At Last! SCOTUS Finally Allows Corporations to Influence U.S. Politics

By Guest Columnist Jan 21, 2010

By Juell Stewart In a move that’s sure to create such political offices as "Georgia’s Junior Senator, brought to you by Coca-Cola," the New York Times reports that the Supreme Court has run roughshod over decades of federal campaign finance measures and has thrown out a rule that once prohibited corporations and unions from using their considerable coffers to back specific candidates. With mid-term elections on the horizon, today’s decision is sure to start a domino effect of increasingly corporatized candidates in a political landscape that is already hostile to smaller, grassroots campaigns. I, for one, am wary of what’s around the corner in electoral politics.

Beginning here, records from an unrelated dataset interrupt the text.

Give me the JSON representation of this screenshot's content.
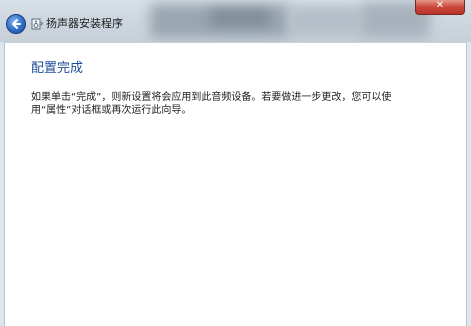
{
  "window": {
    "title": "扬声器安装程序"
  },
  "titlebar": {
    "close_glyph": "✕"
  },
  "icons": {
    "back": "back-arrow-icon",
    "wizard": "speaker-wizard-icon"
  },
  "main": {
    "heading": "配置完成",
    "description": "如果单击“完成”，则新设置将会应用到此音频设备。若要做进一步更改，您可以使用“属性”对话框或再次运行此向导。"
  },
  "colors": {
    "heading": "#1e4e9a",
    "back_button": "#2e6cc7",
    "close_button": "#c9473a"
  }
}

While it’s been clear that lobbyists and Fortune 500 companies have been paying their way onto Capitol Hill for quite some time, at least lately there’s been some semblance of separation between corporate interests and political interests—if nothing else, at least we could rest easy knowing that corporations couldn’t legally directly campaign for a candidate, even if they contributed millions of dollars in donations and gifts behind the scenes. But with today’s decision, those barriers are destroyed entirely. There’s nothing keeping the companies with the deepest pockets from purchasing prime ad time for the candidate of their choice and effectively owning them to act in their interests for the duration of their time in office. It seems like we’re moving backwards, or at least swimming in a big ol’ pool of contradictions: on one hand, the government is seeking to place blame on the likes of Goldman Sachs and JP Morgan Chase for orchestrating the current worldwide financial gaffe, but on the other, the Supreme Court is giving companies of their ilk unprecedented political potential. If there’s a silver lining to this cloud, I can’t see it through the storm that’s heading our way. Juell Stewart is a research fellow with the Applied Research Center.